Data Analysis for the Life Sciences是哈佛大学PH525x系列课程——生物医学中的数据分析(PH525x series - Biomedical Data Science ),课程全部采用R语言进行统计分析理论教学与实战。教材采用Rmarkdown语言编写,易轻松易读,又保证分析的可重复性,代表了科学界最先进的可重复计算要求,我们不仅可以系统学习一个生物学家所要掌握的统计知识,还能新手用代码实现,并达到CNS发表可重复代码的要求。
传统的统计材料关注数学原理。而本文重点是用计算机实现数据分析。本书采用实例来讲解数学原理,提供代码亲自实现分析。

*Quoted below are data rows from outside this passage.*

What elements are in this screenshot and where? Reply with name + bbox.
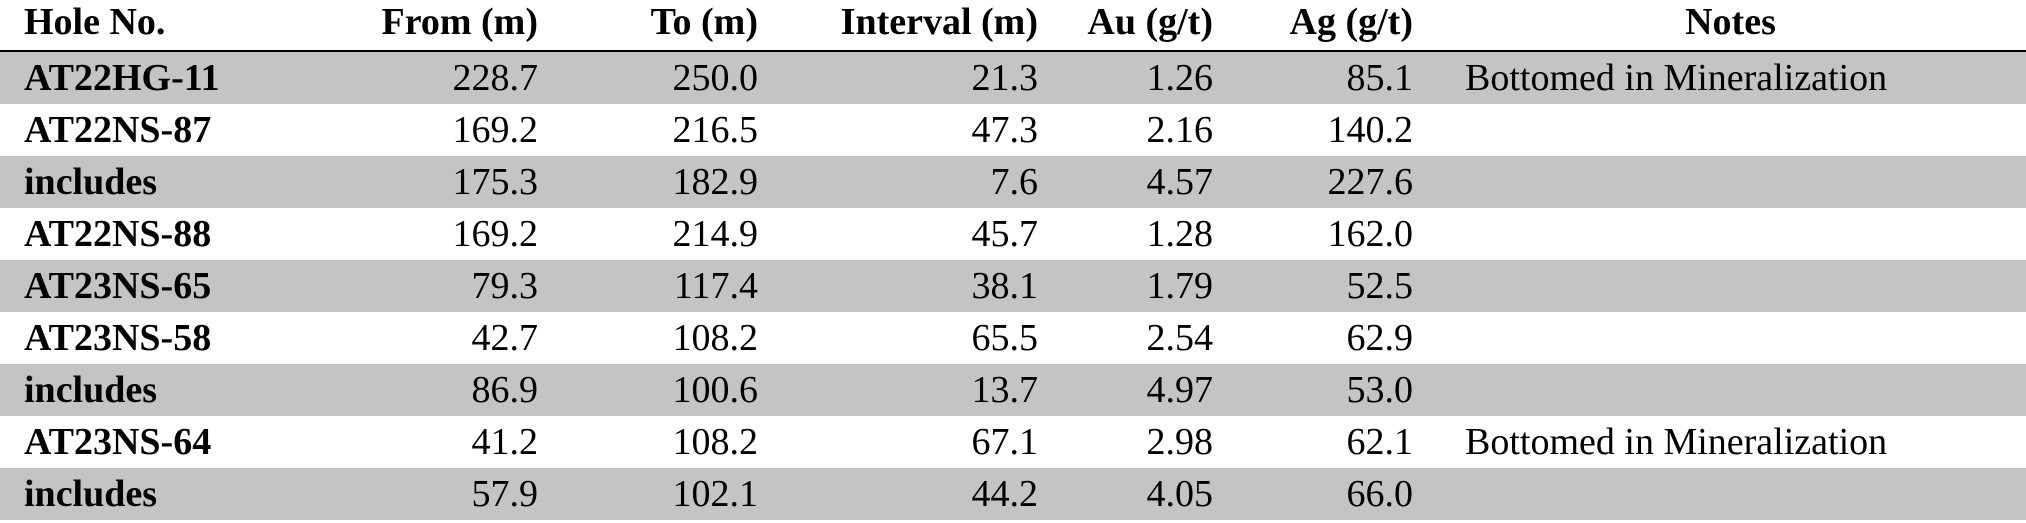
hole-cell: AT22NS-88 [24, 213, 212, 255]
empty-cell [1435, 468, 2026, 520]
table-cell: 38.1 [780, 260, 1060, 312]
table-cell: 2.98 [1146, 421, 1214, 463]
table-body: AT22HG-11 228.7 250.0 21.3 1.26 85.1 Bottomed … [0, 51, 2026, 520]
table-cell: Bottomed in Mineralization [1435, 51, 2026, 104]
table-cell: 175.3 [330, 156, 560, 208]
table-cell: 44.2 [780, 468, 1060, 520]
table-cell: 47.3 [971, 109, 1039, 151]
table-cell: 67.1 [971, 421, 1039, 463]
table-row: includes 175.3 182.9 7.6 4.57 227.6 [0, 156, 2026, 208]
header-row: Hole No. From (m) To (m) Interval (m) Au (g/… [0, 0, 2026, 52]
table-cell: 7.6 [780, 156, 1060, 208]
hole-cell: AT23NS-64 [24, 421, 212, 463]
table-cell: 214.9 [672, 213, 759, 255]
hole-cell: AT22HG-11 [0, 51, 330, 104]
table-cell: 162.0 [1327, 213, 1414, 255]
table-cell: Bottomed in Mineralization [1465, 421, 1888, 463]
column-header: Notes [1435, 0, 2026, 52]
hole-cell: AT22NS-87 [24, 109, 212, 151]
table-row: AT23NS-65 79.3 117.4 38.1 1.79 52.5 [0, 260, 2026, 312]
empty-cell [1435, 364, 2026, 416]
table-row: includes 86.9 100.6 13.7 4.97 53.0 [0, 364, 2026, 416]
table-cell: 42.7 [471, 317, 539, 359]
empty-cell [1435, 104, 2026, 156]
table-row: AT22HG-11 228.7 250.0 21.3 1.26 85.1 Bottomed … [0, 51, 2026, 104]
table-cell: 216.5 [672, 109, 759, 151]
table-cell: 45.7 [971, 213, 1039, 255]
hole-cell: includes [0, 156, 330, 208]
table-cell: 52.5 [1235, 260, 1435, 312]
table-cell: 100.6 [560, 364, 780, 416]
table-cell: 62.1 [1346, 421, 1414, 463]
table-cell: 62.9 [1346, 317, 1414, 359]
table-cell: 227.6 [1235, 156, 1435, 208]
table-cell: 65.5 [971, 317, 1039, 359]
table-cell: 4.57 [1060, 156, 1235, 208]
empty-cell [1435, 312, 2026, 364]
table-cell: 86.9 [330, 364, 560, 416]
table-cell: 117.4 [560, 260, 780, 312]
table-row: AT22NS-87 169.2 216.5 47.3 2.16 140.2 [0, 104, 2026, 156]
table-cell: 1.28 [1146, 213, 1214, 255]
table-cell: 169.2 [452, 213, 539, 255]
table-cell: 102.1 [560, 468, 780, 520]
column-header: Ag (g/t) [1235, 0, 1435, 52]
hole-cell: AT23NS-58 [24, 317, 212, 359]
table-cell: 85.1 [1235, 51, 1435, 104]
table-cell: 79.3 [330, 260, 560, 312]
table-cell: 250.0 [560, 51, 780, 104]
table-cell: 13.7 [780, 364, 1060, 416]
table-cell: 2.16 [1146, 109, 1214, 151]
empty-cell [1435, 156, 2026, 208]
table-cell: 4.05 [1060, 468, 1235, 520]
column-header: Hole No. [0, 0, 330, 52]
table-cell: 2.54 [1146, 317, 1214, 359]
hole-cell: includes [0, 468, 330, 520]
table-cell: 182.9 [560, 156, 780, 208]
empty-cell [1435, 208, 2026, 260]
column-header: Interval (m) [780, 0, 1060, 52]
table-cell: 57.9 [330, 468, 560, 520]
table-cell: 228.7 [330, 51, 560, 104]
table-cell: 1.79 [1060, 260, 1235, 312]
table-cell: 1.26 [1060, 51, 1235, 104]
hole-cell: AT23NS-65 [0, 260, 330, 312]
column-header: Au (g/t) [1060, 0, 1235, 52]
hole-cell: includes [0, 364, 330, 416]
table-row: AT23NS-58 42.7 108.2 65.5 2.54 62.9 [0, 312, 2026, 364]
table-row: AT23NS-64 41.2 108.2 67.1 2.98 62.1 Bottomed i… [0, 416, 2026, 468]
table-row: AT22NS-88 169.2 214.9 45.7 1.28 162.0 [0, 208, 2026, 260]
table-cell: 108.2 [672, 317, 759, 359]
table-cell: 169.2 [452, 109, 539, 151]
table-cell: 21.3 [780, 51, 1060, 104]
column-header: From (m) [330, 0, 560, 52]
table-cell: 4.97 [1060, 364, 1235, 416]
table-cell: 66.0 [1235, 468, 1435, 520]
table-cell: 53.0 [1235, 364, 1435, 416]
table-cell: 41.2 [471, 421, 539, 463]
table-cell: 108.2 [672, 421, 759, 463]
column-header: To (m) [560, 0, 780, 52]
empty-cell [1435, 260, 2026, 312]
table-cell: 140.2 [1327, 109, 1414, 151]
table-row: includes 57.9 102.1 44.2 4.05 66.0 [0, 468, 2026, 520]
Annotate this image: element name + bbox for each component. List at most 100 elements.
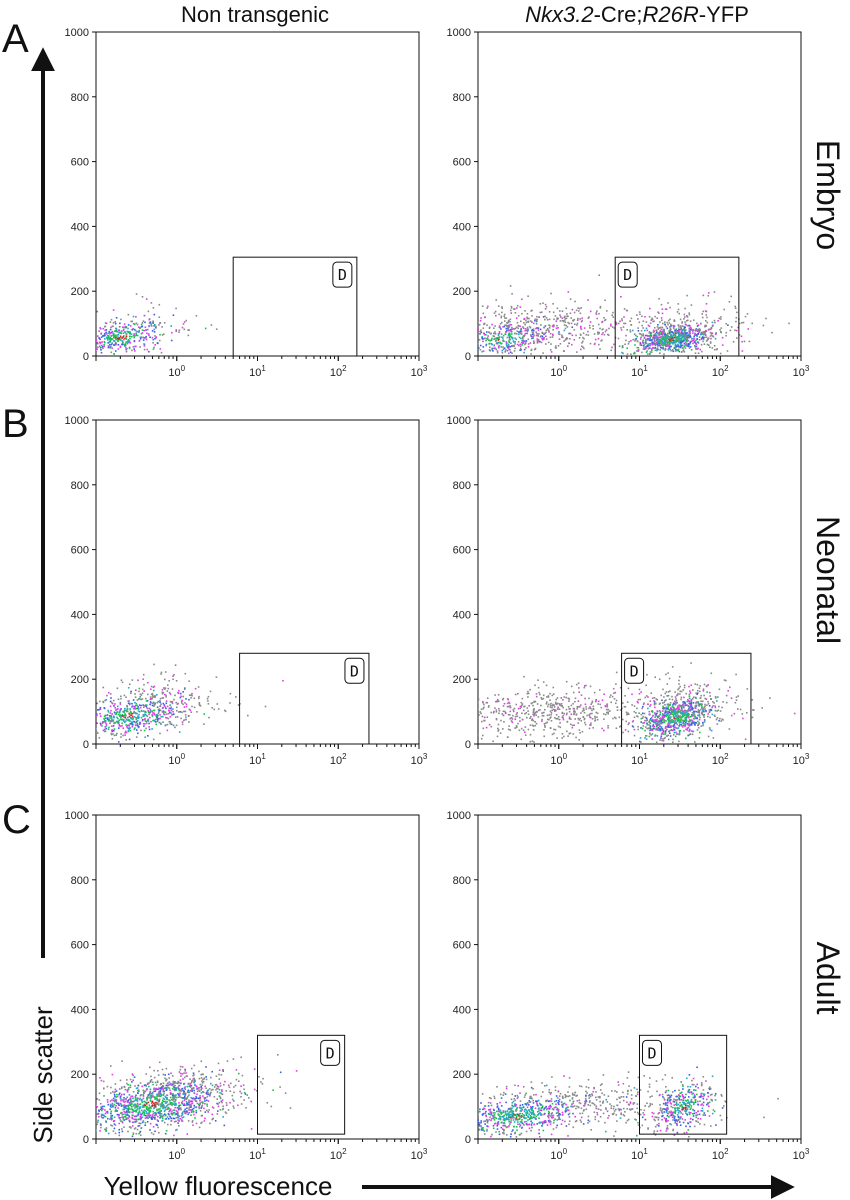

全文采用R markdown编写,保证读者完成全部分析。
关于作者:
Rafael A Irizarry是哈佛大学公共卫生学院丹娜法伯癌症研究院的生物统计和计算生物学教授,有17年分析基因组数据的经验。
Michael I Love是北卡教堂山大学生统与遗传系助理教授。研究方向为利用统计模型发现基因组数据中的生物为规律,并开发了Bioconductor中开源统计软件。
课程源代码 :https://github.com/genomicsclass/labs 包括课程所有源代码、测试数据和结果
网页版教程 : https://genomicsclass.github.io/book/ ,包括课程的Rmd运行结果网页教程,和Rmd源代码的每节导航和下载链接。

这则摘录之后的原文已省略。